Nella sede della Direzione Pianificazione Territoriale della Regione Veneto, firmati due importanti accordi volti a semplificare i procedimenti per il rilascio delle autorizzazioni paesaggistiche in aree soggette a vincolo
Il primo accordo è stato stipulato tra la Soprintendenza Archeologica, Belle Arti e Paesaggio (Sabap) per l’area metropolitana di Venezia e le province di Belluno, Padova e Treviso, rappresentata dal soprintendente Vincenzo Tinè, e il Comune di Cortina d’Ampezzo, con il sindaco Gianluca Lorenzi. Il secondo coinvolge la stessa Soprintendenza e il Parco Colli Euganei, rappresentato dal presidente Alessandro Frizzarin.
Questi accordi si inseriscono nel quadro normativo delineato dalla legge 241/1990 e dal D.lgs. 42/2004, con l’obiettivo di velocizzare il rilascio delle autorizzazioni paesaggistiche necessarie ai progetti edilizi nelle aree vincolate. Grazie a procedure sincronizzate e coordinate, sarà possibile unire efficienza amministrativa e tutela del patrimonio paesaggistico regionale. Gli enti competenti, tra cui i Comuni e il Parco Colli Euganei, potranno acquisire il parere obbligatorio della Soprintendenza attraverso la Conferenza di servizi unificata, eliminando l’attesa del parere differito previsto entro 60 giorni dalla normativa.
Questa innovazione rappresenta un cambio di paradigma nel contesto normativo regionale, consentendo l’applicazione della modalità semplificata a tutte le tipologie di autorizzazioni paesaggistiche, comprese quelle ordinarie. Finora, solo per le procedure di autorizzazione semplificata alcuni Comuni, come Verona e quelli del litorale veneziano, avevano già stipulato accordi con la Soprintendenza.
La firma degli accordi si inserisce nel lavoro del Comitato Tecnico Paritetico di Lavoro per il Piano Paesaggistico Regionale, istituito con l’intesa di novembre 2022 tra il Ministro della Cultura e il Presidente della Regione Veneto, Luca Zaia. Il Comitato mira a integrare le competenze delle Soprintendenze, degli uffici regionali e degli enti locali, garantendo un approccio coordinato per la tutela e valorizzazione del paesaggio veneto.
Gli accordi segnano l’inizio di una collaborazione strutturata che assicura una riduzione dei tempi e una maggiore efficienza nelle procedure amministrative.
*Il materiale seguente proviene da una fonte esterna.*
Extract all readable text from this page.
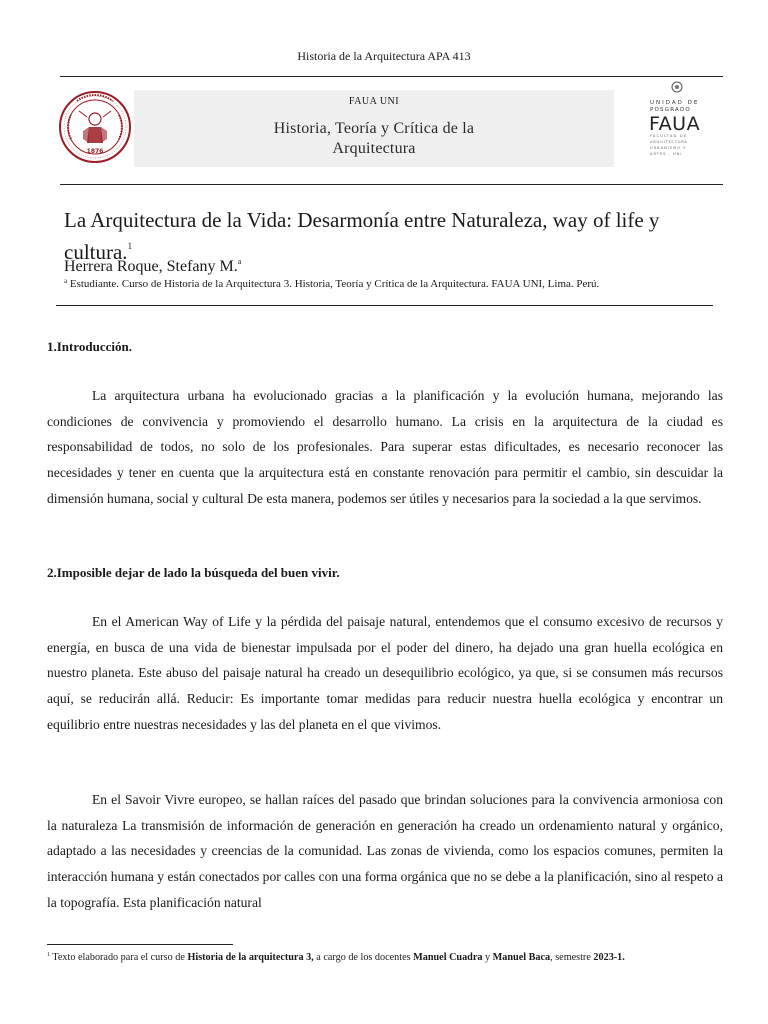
Historia de la Arquitectura APA 413
1876
FAUA UNI
Historia, Teoría y Crítica de la
Arquitectura
UNIDAD DE
POSGRADO
FAUA
FACULTAD DE
ARQUITECTURA
URBANISMO Y
ARTES - UNI
La Arquitectura de la Vida: Desarmonía entre Naturaleza, way of life y
cultura.$^1$
Herrera Roque, Stefany M.$^a$
$^a$ Estudiante. Curso de Historia de la Arquitectura 3. Historia, Teoría y Crítica de la Arquitectura. FAUA UNI, Lima. Perú.
1.Introducción.
La arquitectura urbana ha evolucionado gracias a la planificación y la evolución humana, mejorando las condiciones de convivencia y promoviendo el desarrollo humano. La crisis en la arquitectura de la ciudad es responsabilidad de todos, no solo de los profesionales. Para superar estas dificultades, es necesario reconocer las necesidades y tener en cuenta que la arquitectura está en constante renovación para permitir el cambio, sin descuidar la dimensión humana, social y cultural De esta manera, podemos ser útiles y necesarios para la sociedad a la que servimos.
2.Imposible dejar de lado la búsqueda del buen vivir.
En el American Way of Life y la pérdida del paisaje natural, entendemos que el consumo excesivo de recursos y energía, en busca de una vida de bienestar impulsada por el poder del dinero, ha dejado una gran huella ecológica en nuestro planeta. Este abuso del paisaje natural ha creado un desequilibrio ecológico, ya que, si se consumen más recursos aquí, se reducirán allá. Reducir: Es importante tomar medidas para reducir nuestra huella ecológica y encontrar un equilibrio entre nuestras necesidades y las del planeta en el que vivimos.
En el Savoir Vivre europeo, se hallan raíces del pasado que brindan soluciones para la convivencia armoniosa con la naturaleza La transmisión de información de generación en generación ha creado un ordenamiento natural y orgánico, adaptado a las necesidades y creencias de la comunidad. Las zonas de vivienda, como los espacios comunes, permiten la interacción humana y están conectados por calles con una forma orgánica que no se debe a la planificación, sino al respeto a la topografía. Esta planificación natural
$^1$ Texto elaborado para el curso de Historia de la arquitectura 3, a cargo de los docentes Manuel Cuadra y Manuel Baca, semestre 2023-1.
Questo approccio permetterà agli enti delegati di operare con maggiore rapidità ed efficacia, promuovendo una gestione uniforme della tutela del territorio e preservando i valori storici, culturali, naturalistici e paesaggistici.
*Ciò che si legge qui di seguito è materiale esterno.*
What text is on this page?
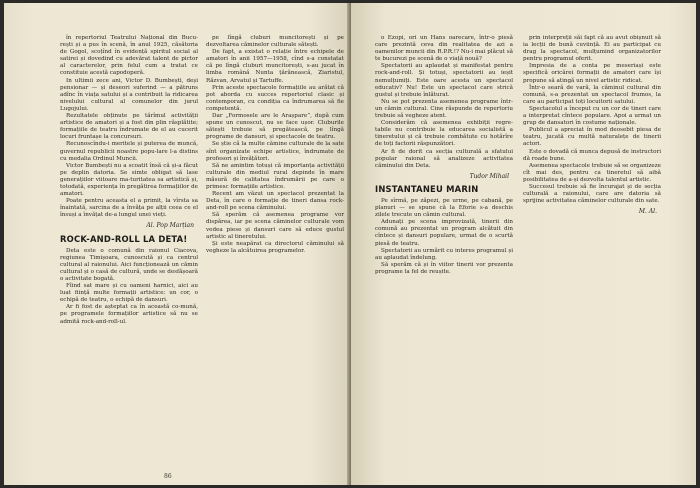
în repertoriul Teatrului Național din Bucu-rești și a pus în scenă, în anul 1925, căsătoria de Gogol, scoțînd în evidență spiritul social al satirei și dovedind cu adevărat talent de pictor al caracterelor, prin felul cum a tratat ce constituie acestă capodoperă.

In ultimii zece ani, Victor D. Bumbești, deși pensionar — și deseori suferind — a pătruns adînc în viața satului și a contribuit la ridicarea nivelului cultural al comunelor din jurul Lugojului.

Rezultatele obținute pe tărîmul activității artistice de amatori și a fost din plin răsplătite; formațiile de teatru îndrumate de el au cucerit locuri fruntașe la concursuri.

Recunoscîndu-i meritele și puterea de muncă, guvernul republicii noastre popu-lare l-a distins cu medalia Ordinul Muncii.

Victor Bumbești nu a scoatit însă că și-a făcut pe deplin datoria. Se simte obligat să lase generațiilor viitoare ma-turitatea sa artistică și, totodată, experiența în pregătirea formațiilor de amatori.

Poate pentru aceasta el a primit, la vîrsta sa înaintată, sarcina de a învăța pe alții ceea ce el însuși a învățat de-a lungul unei vieți.

Al. Pop Marțian
ROCK-AND-ROLL LA DETA!

Deta este o comună din raionul Ciacova, regiunea Timișoara, cunoscută și ca centrul cultural al raionului. Aici funcționează un cămin cultural și o casă de cultură, unde se desfășoară o activitate bogată.

Fîind sat mare și cu oameni harnici, aici au luat ființă multe formații artistice: un cor, o echipă de teatru, o echipă de dansuri.

Ar fi fost de așteptat ca în această co-mună, pe programele formațiilor artistice să nu se admită rock-and-roll-ul.

pe lîngă cluburi muncitorești și pe dezvoltarea căminelor culturale sătești.

De fapt, a existat o relație între echipele de amatori în anii 1957—1958, cînd s-a constatat că pe lîngă cluburi muncitorești, s-au jucat în limba română Nunta țărănească, Ziaristul, Răzvan, Arvatul și Tartuffe.

Prin aceste spectacole formațiile au arătat că pot aborda cu succes repertoriul clasic și contemporan, cu condiția ca îndrumarea să fie competentă.

Dar „Formosele are le Arașpare”, după cum spune un cunoscut, nu se face ușor. Cluburile sătești trebuie să pregătească, pe lîngă programe de dansuri, și spectacole de teatru.

Se știe că la multe cămine culturale de la sate sînt organizate echipe artistice, îndrumate de profesori și învățători.

Să ne amintim totuși că importanța activității culturale din mediul rural depinde în mare măsură de calitatea îndrumării pe care o primesc formațiile artistice.

Recent am văzut un spectacol prezentat la Deta, în care o formație de tineri dansa rock-and-roll pe scena căminului.

Să sperăm că asemenea programe vor dispărea, iar pe scena căminelor culturale vom vedea piese și dansuri care să educe gustul artistic al tineretului.

Și este neapărat ca directorul căminului să vegheze la alcătuirea programelor.

86

o Ezopi, ori un Hans oarecare, într-o piesă care prezintă ceva din realitatea de azi a oamenilor muncii din R.P.R.!? Nu-i mai plăcut să te bucurezi pe scenă de o viață nouă?

Spectatorii au aplaudat și manifestat pentru rock-and-roll. Și totuși, spectatorii au ieșit nemulțumiți. Este oare acesta un spectacol educativ? Nu! Este un spectacol care strică gustul și trebuie înlăturat.

Nu se pot prezenta asemenea programe într-un cămin cultural. Cine răspunde de repertoriu trebuie să vegheze atent.

Considerăm că asemenea exhibiții regre-tabile nu contribuie la educarea socialistă a tineretului și că trebuie combătute cu hotărîre de toți factorii răspunzători.

Ar fi de dorit ca secția culturală a sfatului popular raional să analizeze activitatea căminului din Deta.

Tudor Mihail
INSTANTANEU MARIN

Pe sîrmă, pe zăpezi, pe urme, pe cabană, pe planuri — se spune că la Eforie s-a deschis zilele trecute un cămin cultural.

Adunați pe scena improvizată, tinerii din comună au prezentat un program alcătuit din cîntece și dansuri populare, urmat de o scurtă piesă de teatru.

Spectatorii au urmărit cu interes programul și au aplaudat îndelung.

Să sperăm că și în viitor tinerii vor prezenta programe la fel de reușite.

prin interpreții săi fapt că au avut obișnuit să ia lecții de bună cuviință. Ei au participat cu drag la spectacol, mulțumind organizatorilor pentru programul oferit.

Impresia de a conta pe meseriași este specifică oricărei formații de amatori care își propune să atingă un nivel artistic ridicat.

Într-o seară de vară, la căminul cultural din comună, s-a prezentat un spectacol frumos, la care au participat toți locuitorii satului.

Spectacolul a început cu un cor de tineri care a interpretat cîntece populare. Apoi a urmat un grup de dansatori în costume naționale.

Publicul a apreciat în mod deosebit piesa de teatru, jucată cu multă naturalețe de tinerii actori.

Este o dovadă că munca depusă de instructori dă roade bune.

Asemenea spectacole trebuie să se organizeze cît mai des, pentru ca tineretul să aibă posibilitatea de a-și dezvolta talentul artistic.

Succesul trebuie să fie încurajat și de secția culturală a raionului, care are datoria să sprijine activitatea căminelor culturale din sate.

M. Al.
La Regione Veneto, insieme al Ministero della Cultura e alle Soprintendenze, conferma così la volontà di semplificare l’accesso ai beni paesaggistici attraverso strumenti amministrativi moderni e condivisi, in linea con gli obiettivi del Piano Paesaggistico Regionale. L’intento è incentivare processi uniformi e rapidi, garantendo al contempo una gestione oculata del patrimonio paesaggistico regionale.